DIRECTION FROM ACROSS THE CHANNEL
The states of Europe have been moving toward a supranational organization for fifty years, culminating in the 1992 Treaty of Maastricht, which set up the European Union. A Constitutional Convention, chaired by former French prime minister Valerie Giscard d’staing, is attempting to draw up a constitution to unify the soon-to-be 25 states into something resembling a United States of Europe, with paramount powers over all of its member states. While the EU Parliament failed to pass it last December, work on it continues.

Already, the European Communities Act of 1972 makes the Strasbourg Declaration of Human Rights enforceable upon the member states by the European Court at Luxembourg. Article I of the Declaration states that “all human beings are born free and equal.” From this flow many rights, including pay parity and freedom from economic discrimination for women and racial and religious minorities; such rights are being extended to age, disability and sexual orientation in several states.

Great Britain passed its European Communities Act in 1998, elevating the European Human Rights laws above its own. English citizens and judges now must look to Luxembourg for final resolution of issues in these areas. Cases may be referred to Luxembourg whenever a Human Rights issue is involved, and its decisions are citeable and binding in and by English courts.

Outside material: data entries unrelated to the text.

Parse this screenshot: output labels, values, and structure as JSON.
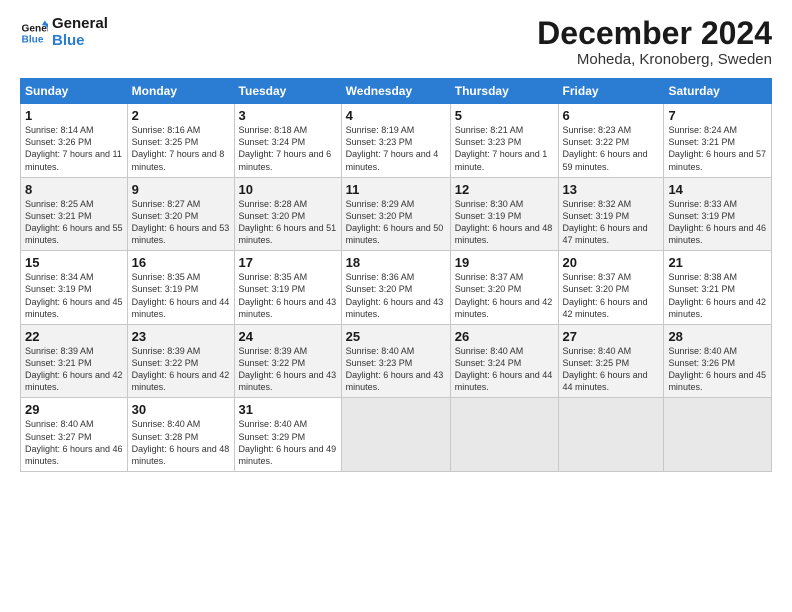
{
  "logo": {
    "line1": "General",
    "line2": "Blue"
  },
  "title": "December 2024",
  "subtitle": "Moheda, Kronoberg, Sweden",
  "headers": [
    "Sunday",
    "Monday",
    "Tuesday",
    "Wednesday",
    "Thursday",
    "Friday",
    "Saturday"
  ],
  "weeks": [
    [
      {
        "day": "1",
        "sunrise": "8:14 AM",
        "sunset": "3:26 PM",
        "daylight": "7 hours and 11 minutes."
      },
      {
        "day": "2",
        "sunrise": "8:16 AM",
        "sunset": "3:25 PM",
        "daylight": "7 hours and 8 minutes."
      },
      {
        "day": "3",
        "sunrise": "8:18 AM",
        "sunset": "3:24 PM",
        "daylight": "7 hours and 6 minutes."
      },
      {
        "day": "4",
        "sunrise": "8:19 AM",
        "sunset": "3:23 PM",
        "daylight": "7 hours and 4 minutes."
      },
      {
        "day": "5",
        "sunrise": "8:21 AM",
        "sunset": "3:23 PM",
        "daylight": "7 hours and 1 minute."
      },
      {
        "day": "6",
        "sunrise": "8:23 AM",
        "sunset": "3:22 PM",
        "daylight": "6 hours and 59 minutes."
      },
      {
        "day": "7",
        "sunrise": "8:24 AM",
        "sunset": "3:21 PM",
        "daylight": "6 hours and 57 minutes."
      }
    ],
    [
      {
        "day": "8",
        "sunrise": "8:25 AM",
        "sunset": "3:21 PM",
        "daylight": "6 hours and 55 minutes."
      },
      {
        "day": "9",
        "sunrise": "8:27 AM",
        "sunset": "3:20 PM",
        "daylight": "6 hours and 53 minutes."
      },
      {
        "day": "10",
        "sunrise": "8:28 AM",
        "sunset": "3:20 PM",
        "daylight": "6 hours and 51 minutes."
      },
      {
        "day": "11",
        "sunrise": "8:29 AM",
        "sunset": "3:20 PM",
        "daylight": "6 hours and 50 minutes."
      },
      {
        "day": "12",
        "sunrise": "8:30 AM",
        "sunset": "3:19 PM",
        "daylight": "6 hours and 48 minutes."
      },
      {
        "day": "13",
        "sunrise": "8:32 AM",
        "sunset": "3:19 PM",
        "daylight": "6 hours and 47 minutes."
      },
      {
        "day": "14",
        "sunrise": "8:33 AM",
        "sunset": "3:19 PM",
        "daylight": "6 hours and 46 minutes."
      }
    ],
    [
      {
        "day": "15",
        "sunrise": "8:34 AM",
        "sunset": "3:19 PM",
        "daylight": "6 hours and 45 minutes."
      },
      {
        "day": "16",
        "sunrise": "8:35 AM",
        "sunset": "3:19 PM",
        "daylight": "6 hours and 44 minutes."
      },
      {
        "day": "17",
        "sunrise": "8:35 AM",
        "sunset": "3:19 PM",
        "daylight": "6 hours and 43 minutes."
      },
      {
        "day": "18",
        "sunrise": "8:36 AM",
        "sunset": "3:20 PM",
        "daylight": "6 hours and 43 minutes."
      },
      {
        "day": "19",
        "sunrise": "8:37 AM",
        "sunset": "3:20 PM",
        "daylight": "6 hours and 42 minutes."
      },
      {
        "day": "20",
        "sunrise": "8:37 AM",
        "sunset": "3:20 PM",
        "daylight": "6 hours and 42 minutes."
      },
      {
        "day": "21",
        "sunrise": "8:38 AM",
        "sunset": "3:21 PM",
        "daylight": "6 hours and 42 minutes."
      }
    ],
    [
      {
        "day": "22",
        "sunrise": "8:39 AM",
        "sunset": "3:21 PM",
        "daylight": "6 hours and 42 minutes."
      },
      {
        "day": "23",
        "sunrise": "8:39 AM",
        "sunset": "3:22 PM",
        "daylight": "6 hours and 42 minutes."
      },
      {
        "day": "24",
        "sunrise": "8:39 AM",
        "sunset": "3:22 PM",
        "daylight": "6 hours and 43 minutes."
      },
      {
        "day": "25",
        "sunrise": "8:40 AM",
        "sunset": "3:23 PM",
        "daylight": "6 hours and 43 minutes."
      },
      {
        "day": "26",
        "sunrise": "8:40 AM",
        "sunset": "3:24 PM",
        "daylight": "6 hours and 44 minutes."
      },
      {
        "day": "27",
        "sunrise": "8:40 AM",
        "sunset": "3:25 PM",
        "daylight": "6 hours and 44 minutes."
      },
      {
        "day": "28",
        "sunrise": "8:40 AM",
        "sunset": "3:26 PM",
        "daylight": "6 hours and 45 minutes."
      }
    ],
    [
      {
        "day": "29",
        "sunrise": "8:40 AM",
        "sunset": "3:27 PM",
        "daylight": "6 hours and 46 minutes."
      },
      {
        "day": "30",
        "sunrise": "8:40 AM",
        "sunset": "3:28 PM",
        "daylight": "6 hours and 48 minutes."
      },
      {
        "day": "31",
        "sunrise": "8:40 AM",
        "sunset": "3:29 PM",
        "daylight": "6 hours and 49 minutes."
      },
      null,
      null,
      null,
      null
    ]
  ],
  "labels": {
    "sunrise": "Sunrise:",
    "sunset": "Sunset:",
    "daylight": "Daylight:"
  }
}
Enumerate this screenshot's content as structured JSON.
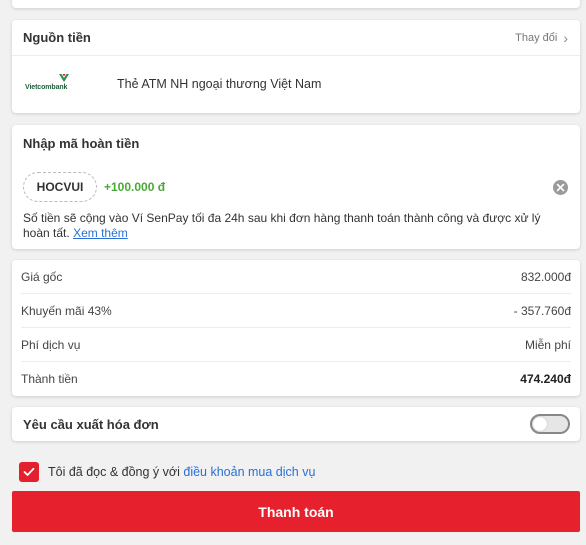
{
  "payment_source": {
    "title": "Nguồn tiền",
    "change_label": "Thay đổi",
    "bank_logo_text": "Vietcombank",
    "bank_name": "Thẻ ATM NH ngoại thương Việt Nam"
  },
  "voucher": {
    "title": "Nhập mã hoàn tiền",
    "code": "HOCVUI",
    "amount": "+100.000 đ",
    "note": "Số tiền sẽ cộng vào Ví SenPay tối đa 24h sau khi đơn hàng thanh toán thành công và được xử lý hoàn tất.",
    "more_link": "Xem thêm"
  },
  "summary": {
    "rows": [
      {
        "label": "Giá gốc",
        "value": "832.000đ"
      },
      {
        "label": "Khuyến mãi 43%",
        "value": "- 357.760đ"
      },
      {
        "label": "Phí dịch vụ",
        "value": "Miễn phí"
      },
      {
        "label": "Thành tiền",
        "value": "474.240đ"
      }
    ]
  },
  "invoice": {
    "title": "Yêu cầu xuất hóa đơn",
    "toggle_on": false
  },
  "agreement": {
    "checked": true,
    "text": "Tôi đã đọc & đồng ý với",
    "link": "điều khoản mua dịch vụ"
  },
  "pay_button": {
    "label": "Thanh toán"
  },
  "colors": {
    "accent": "#e7202d",
    "link": "#2b6fd6",
    "positive": "#49a936",
    "bank_green": "#1f5f3c"
  }
}
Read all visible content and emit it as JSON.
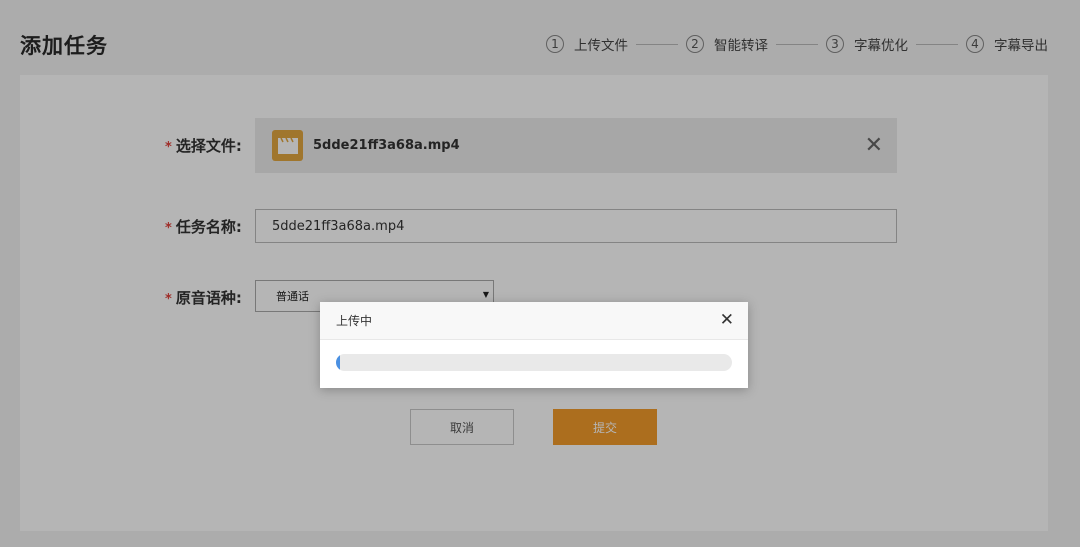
{
  "header": {
    "title": "添加任务"
  },
  "steps": [
    {
      "num": "1",
      "label": "上传文件"
    },
    {
      "num": "2",
      "label": "智能转译"
    },
    {
      "num": "3",
      "label": "字幕优化"
    },
    {
      "num": "4",
      "label": "字幕导出"
    }
  ],
  "form": {
    "required_mark": "*",
    "file": {
      "label": "选择文件:",
      "name": "5dde21ff3a68a.mp4",
      "icon": "video-file-icon",
      "remove_icon": "close-icon"
    },
    "task_name": {
      "label": "任务名称:",
      "value": "5dde21ff3a68a.mp4"
    },
    "language": {
      "label": "原音语种:",
      "selected": "普通话"
    },
    "cancel_label": "取消",
    "submit_label": "提交"
  },
  "modal": {
    "title": "上传中",
    "progress": 0.01
  },
  "colors": {
    "accent": "#f29b2b",
    "file_icon": "#e2a640",
    "required": "#e0403a"
  }
}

References to the European Human Rights Convention principles permeated each of our courses; every legal area seems affected: Magistrates Courts now must give written reasons for their decisions; sentencing must be “proportional;” jail and prison conditions must be humane; a 62 year old female worker cannot be forced to retire at 62, since men needn’t retire until 65, for just a few examples of how ubiquitously the principle is cited.

The subordination of British law to pronouncements from the Continent was not universally welcomed. Most of the taxi cab drivers I spoke with were offended by the concept. And Mr. Gilbert Gray, Q.C., our closing night’s dinner speaker and a most distinguished barrister of the old school, bellowed, “Who the Hell is Europe to tell us about Human Rights? We’ve been preaching Equality, by God, since 1215 AD!”

A great note to end on. From the looks of things, the next thousand years, to say nothing of the next ten, will be as adventuresome and instructive as the last thousand. It’s quite a system, to which our own owes much. It was a treat to study it, especially since it included getting to know some fine people from both sides of “the pond,” some great Shakespeare, a little pageantry and finding two or three unforgettable pubs! Judge Van Camp serves on the Superior Court in and for the County of Sacramento.